Перевод В. Метальникова
В каком-то старом журнале или в газете я, помнится, прочел историю, выдававшуюся за истину, о том, что некий человек — назовем его Уэйкфилдом долгое время скрывался от своей жены.
Самый поступок, отвлеченно рассуждая, не так уж удивителен, и нет основания, не разобравшись внимательно во всех обстоятельствах, считать его безнравственным или безрассудным. Тем не менее этот пример, хотя и далеко не самый худший, может быть, самый странный из всех известных случаев нарушения супружеского долга. Более того, его можно рассматривать в качестве самой поразительной причуды, какую только можно встретить среди бесконечного списка человеческих странностей. Супружеская пара жила в Лондоне. Муж под предлогом того, что он уезжает по делам, нанял помещение на соседней с его домом улице и там, не показываясь на глаза ни жене, ни друзьям (при том, что он не имел для такого рода добровольной ссылки ни малейшего основания), прожил свыше двадцати лет. В течение этого времени он каждый день взирал на свой дом и очень часто видел покинутую миссис Уэйкфилд. И после такого долгого перерыва в своем супружеском счастье — уже после того, как он считался умершим и его имущество было передано наследникам, когда имя его было всеми забыто, а жена его уже давным-давно примирилась со своим преждевременным вдовством, — он в один прекрасный вечер вошел в дверь совершенно спокойно, точно после однодневной отлучки, и вновь сделался любящим супругом уже до самой своей смерти.
Это все, что я запомнил из рассказа. Но этот случай, хотя и ни с чем не сообразный, беспримерный и, вероятно, неповторимый, все же, по-моему, таков, что он вызовет сочувственный интерес у очень многих. Мы великолепно знаем, что никогда не совершили бы такого безумия, и все же подозреваем, что кто-нибудь другой был бы на него способен. Во всяком случае, мне лично неоднократно приходилось размышлять над этим происшествием, и я каждый раз ему удивлялся, чувствуя при этом, что оно обязательно должно быть правдиво, и живо представляя себе характер героя. Когда какая-либо тема так сильно овладевает вашим воображением, самое правильное — продумать ее до конца. Если читателю захочется размышлять по этому поводу самому, пусть он это и делает; если же он предпочитает следовать за мной по пути двадцатилетней причуды Уэйкфилда, я скажу ему — милости просим. Я уверен, что в этой истории отыщутся и определенный смысл и мораль — даже если нам их трудно заметить, — изящно в нее вплетенные и сжато выраженные в последней, заключительной фразе. Раздумье всегда плодотворно, а каждый из ряда вон выходящий случай таит в себе соответствующее назидание.

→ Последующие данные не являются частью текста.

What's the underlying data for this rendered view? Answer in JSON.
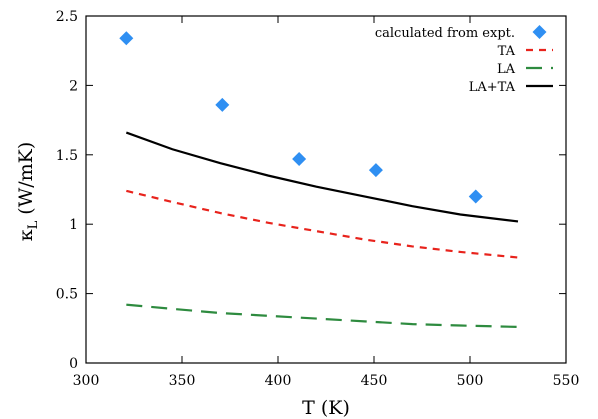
{
  "chart_data": {
    "type": "line",
    "title": "",
    "xlabel": "T (K)",
    "ylabel": {
      "symbol": "κ",
      "subscript": "L",
      "unit": " (W/mK)"
    },
    "xlim": [
      300,
      550
    ],
    "ylim": [
      0,
      2.5
    ],
    "xticks": [
      300,
      350,
      400,
      450,
      500,
      550
    ],
    "yticks": [
      0,
      0.5,
      1,
      1.5,
      2,
      2.5
    ],
    "grid": false,
    "legend_position": "top-right",
    "series": [
      {
        "name": "calculated from expt.",
        "kind": "scatter",
        "marker": "diamond",
        "color": "#2f8ff2",
        "x": [
          321,
          371,
          411,
          451,
          503
        ],
        "y": [
          2.34,
          1.86,
          1.47,
          1.39,
          1.2
        ]
      },
      {
        "name": "TA",
        "kind": "line",
        "dash": "short",
        "color": "#e8231c",
        "x": [
          321,
          345,
          370,
          395,
          420,
          445,
          470,
          495,
          525
        ],
        "y": [
          1.24,
          1.16,
          1.08,
          1.01,
          0.95,
          0.89,
          0.84,
          0.8,
          0.76
        ]
      },
      {
        "name": "LA",
        "kind": "line",
        "dash": "long",
        "color": "#2e8b3f",
        "x": [
          321,
          345,
          370,
          395,
          420,
          445,
          470,
          495,
          525
        ],
        "y": [
          0.42,
          0.39,
          0.36,
          0.34,
          0.32,
          0.3,
          0.28,
          0.27,
          0.26
        ]
      },
      {
        "name": "LA+TA",
        "kind": "line",
        "dash": "solid",
        "color": "#000000",
        "x": [
          321,
          345,
          370,
          395,
          420,
          445,
          470,
          495,
          525
        ],
        "y": [
          1.66,
          1.54,
          1.44,
          1.35,
          1.27,
          1.2,
          1.13,
          1.07,
          1.02
        ]
      }
    ]
  }
}
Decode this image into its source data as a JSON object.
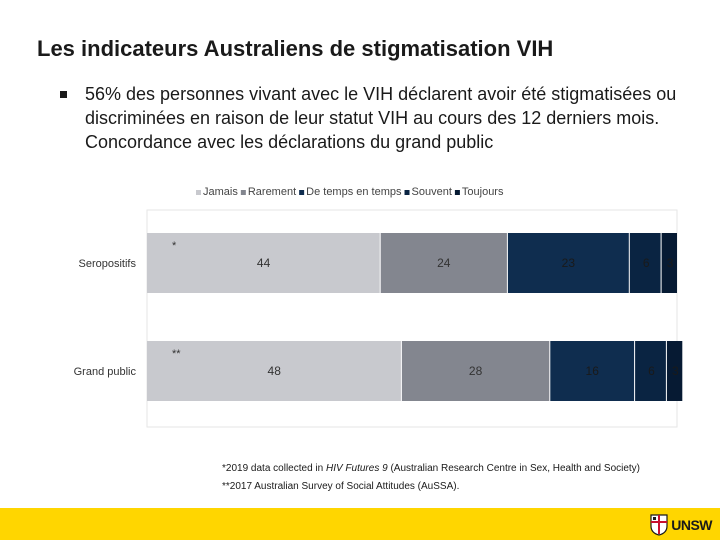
{
  "slide": {
    "title": "Les indicateurs Australiens de stigmatisation VIH",
    "bullet": "56% des personnes vivant avec le VIH déclarent avoir été stigmatisées ou discriminées en raison de leur statut VIH au cours des 12 derniers mois. Concordance avec les déclarations du grand public"
  },
  "chart_data": {
    "type": "bar",
    "orientation": "horizontal",
    "stacked": true,
    "legend_position": "top",
    "categories": [
      "Seropositifs",
      "Grand public"
    ],
    "category_markers": [
      "*",
      "**"
    ],
    "series": [
      {
        "name": "Jamais",
        "values": [
          44,
          48
        ],
        "color": "#c8c9ce",
        "label_color": "#333333"
      },
      {
        "name": "Rarement",
        "values": [
          24,
          28
        ],
        "color": "#83868f",
        "label_color": "#333333"
      },
      {
        "name": "De temps en temps",
        "values": [
          23,
          16
        ],
        "color": "#0f2d4f",
        "label_color": "#1a1a1a"
      },
      {
        "name": "Souvent",
        "values": [
          6,
          6
        ],
        "color": "#0a2442",
        "label_color": "#1a1a1a"
      },
      {
        "name": "Toujours",
        "values": [
          3,
          3
        ],
        "color": "#061a33",
        "label_color": "#1a1a1a"
      }
    ],
    "xlim": [
      0,
      100
    ],
    "title": "",
    "xlabel": "",
    "ylabel": ""
  },
  "footnotes": {
    "line1_prefix": "*2019 data collected in ",
    "line1_italic": "HIV Futures 9",
    "line1_suffix": " (Australian Research Centre in Sex, Health and Society)",
    "line2": "**2017 Australian Survey of Social Attitudes (AuSSA)."
  },
  "logo": {
    "text": "UNSW",
    "icon": "crest-icon",
    "color": "#ffd600"
  }
}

Что за человек был Уэйкфилд? Мы можем вообразить его себе каким угодно и окрестить его именем созданный нами образ. Он уже прошел половину своего жизненного пути. Его супружеская любовь, никогда не бывшая слишком пламенной, охладела и превратилась в тихое, привычное чувство. Впрочем, из всех мужей на свете он, возможно, был бы одним из самых верных, ибо известная вялость характера не позволила бы ему нарушить покой, в котором пребывало его сердце. Он был по-своему мыслителем, но не очень деятельным. Его мозг был постоянно занят долгими и ленивыми размышлениями, которые ни к чему не приводили, так как для того, чтобы добиться определенных результатов, ему не хватало упорства. То, о чем он думал, редко обладало достаточной определенностью, чтобы вылиться в слова. Воображением, в истинном смысле этого слова, Уэйкфилд особенно одарен не был. Кто мог предполагать, что, обладая сердцем холодным, хотя отнюдь не развращенным или непостоянным, и умом, никогда не отличавшимся лихорадочным кипением мысли или блуждавшим в поисках решений необычных вопросов, наш друг займет одно из первых мест среди чудаков, прославившихся своими эксцентрическими поступками? Если бы его знакомых спросили, кого они могли бы назвать в Лондоне, кто наверняка не совершит сегодня ничего такого, о чем будут говорить завтра, они бы все подумали об Уэйкфилде. Может быть, только одна бы его жена поколебалась. Она-то, нисколько не анализируя его характера, отчасти знала о безмятежном эгоизме, постепенно внедрявшемся ржавчиной в его бездеятельный ум, о своеобразном тщеславии (черте его характера, наиболее способной внушить опасения), о склонности его хитрить и скрытничать, не выходившей обычно за пределы утаивания различных пустячных обстоятельств, которые особенно и не заслуживали огласки, и, наконец, о том, что она называла «некоторыми странностями», наблюдавшимися порой у этого вполне порядочного человека. Это последнее свойство нельзя определить, и, возможно, оно вообще не существует.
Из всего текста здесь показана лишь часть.